In large metabolic networks, there are numerous ways to connect the seed reactions. The main problem of the graph-based prediction approach is to differentiate biochemically valid connections from others. Metabolic networks contain hub compounds, which are involved in a large number of reactions, such as ATP, NADPH, H2O or CO2. When a graph algorithm traverses the metabolic network via these hub compounds, the resulting metabolic pathway is often biochemically invalid.

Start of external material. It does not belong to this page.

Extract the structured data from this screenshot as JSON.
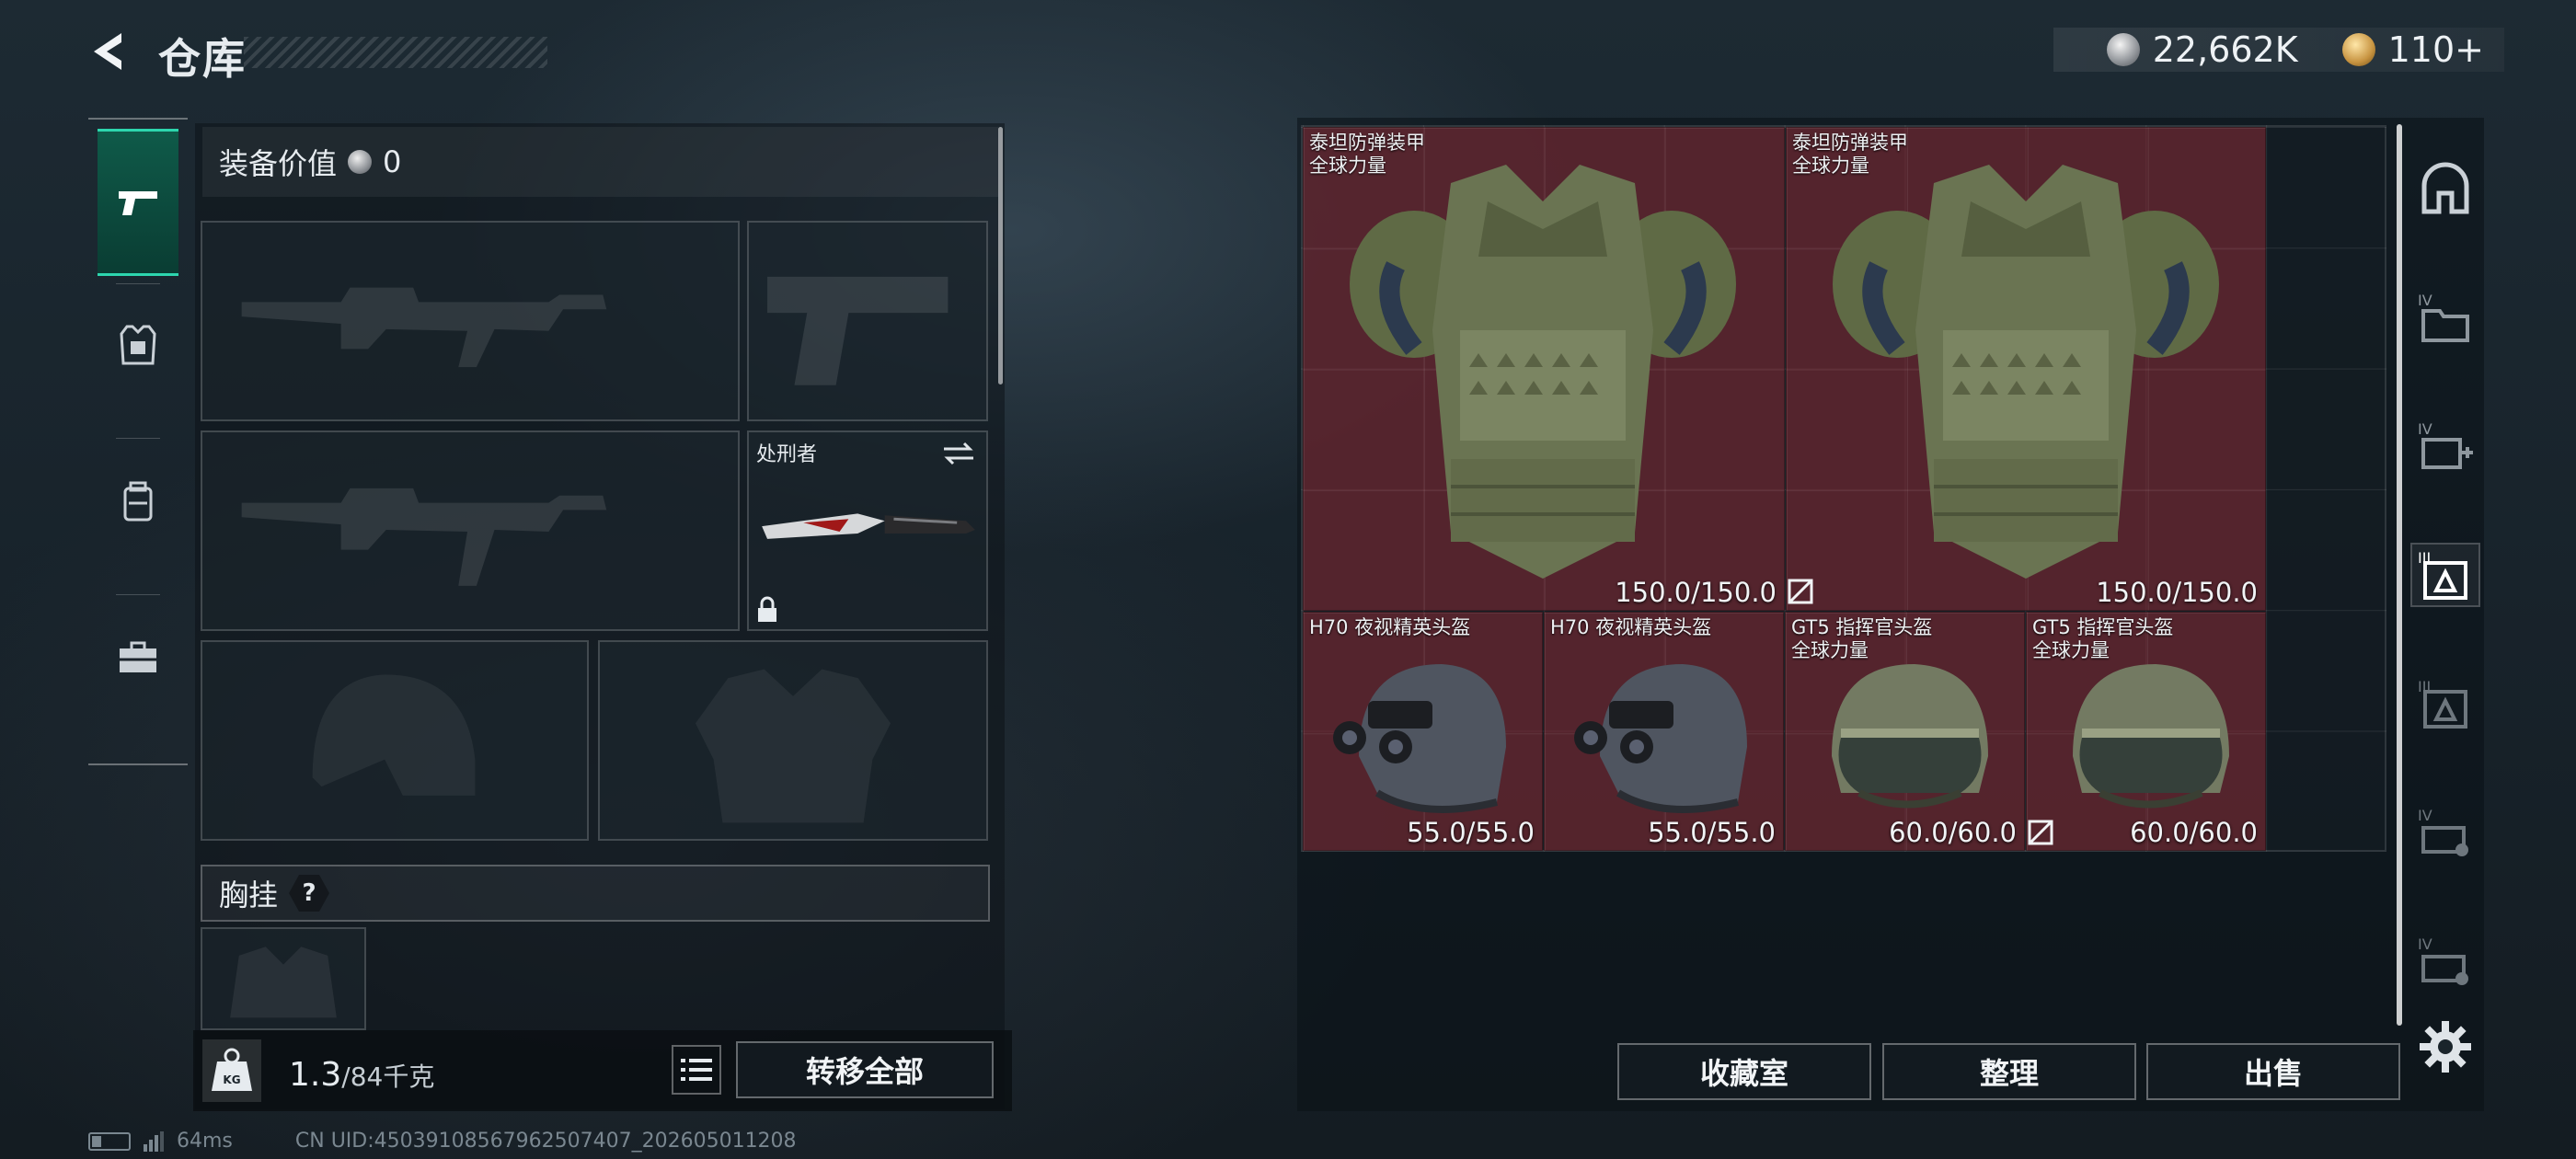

In the first step of the thesis, an already existing approach to predict pathways from two seeds was improved. In the previous approach, the metabolic network was weighted to penalize hub compounds and an extensive evaluation was performed, which showed that the weighted network yielded higher prediction accuracies than either a raw or filtered network (where hub compounds are removed). In the improved approach, hub compounds are avoided using reaction-specific side/main compound an- notations from KEGG RPAIR. As an evaluation showed, this approach in combination with weights increases prediction accuracy with respect to the weighted, filtered and raw network.

In the second step of the thesis, path finding between two seeds was extended to pathway prediction given multiple seeds. Several multiple-seed pathay prediction approaches were evaluated, namely three Steiner tree solving heuristics and a random-walk based algorithm called kWalks. The evaluation showed that a combination of kWalks with a Steiner tree heuristic applied to a weighted graph yielded the highest prediction accuracy.

Finally, the best perfoming algorithm was applied to a microarray data set, which measured gene expression in S. cerevisiae cells growing on 21 different compounds as sole nitrogen source. For 20 nitrogen sources, gene groups were obtained that were significantly over-expressed or suppressed with respect to urea as reference nitrogen source. For each of these 40 gene groups, a metabolic pathway was predicted that represents the part of metabolism up- or down-regulated in the presence of the investigated nitrogen source.

The graph-based prediction of pathways is not restricted to metabolic networks. It may be applied to any biological network and to any data set yielding groups of associated genes, enzymes or compounds. Thus, multiple-end pathway prediction can serve to interpret various high-throughput data sets.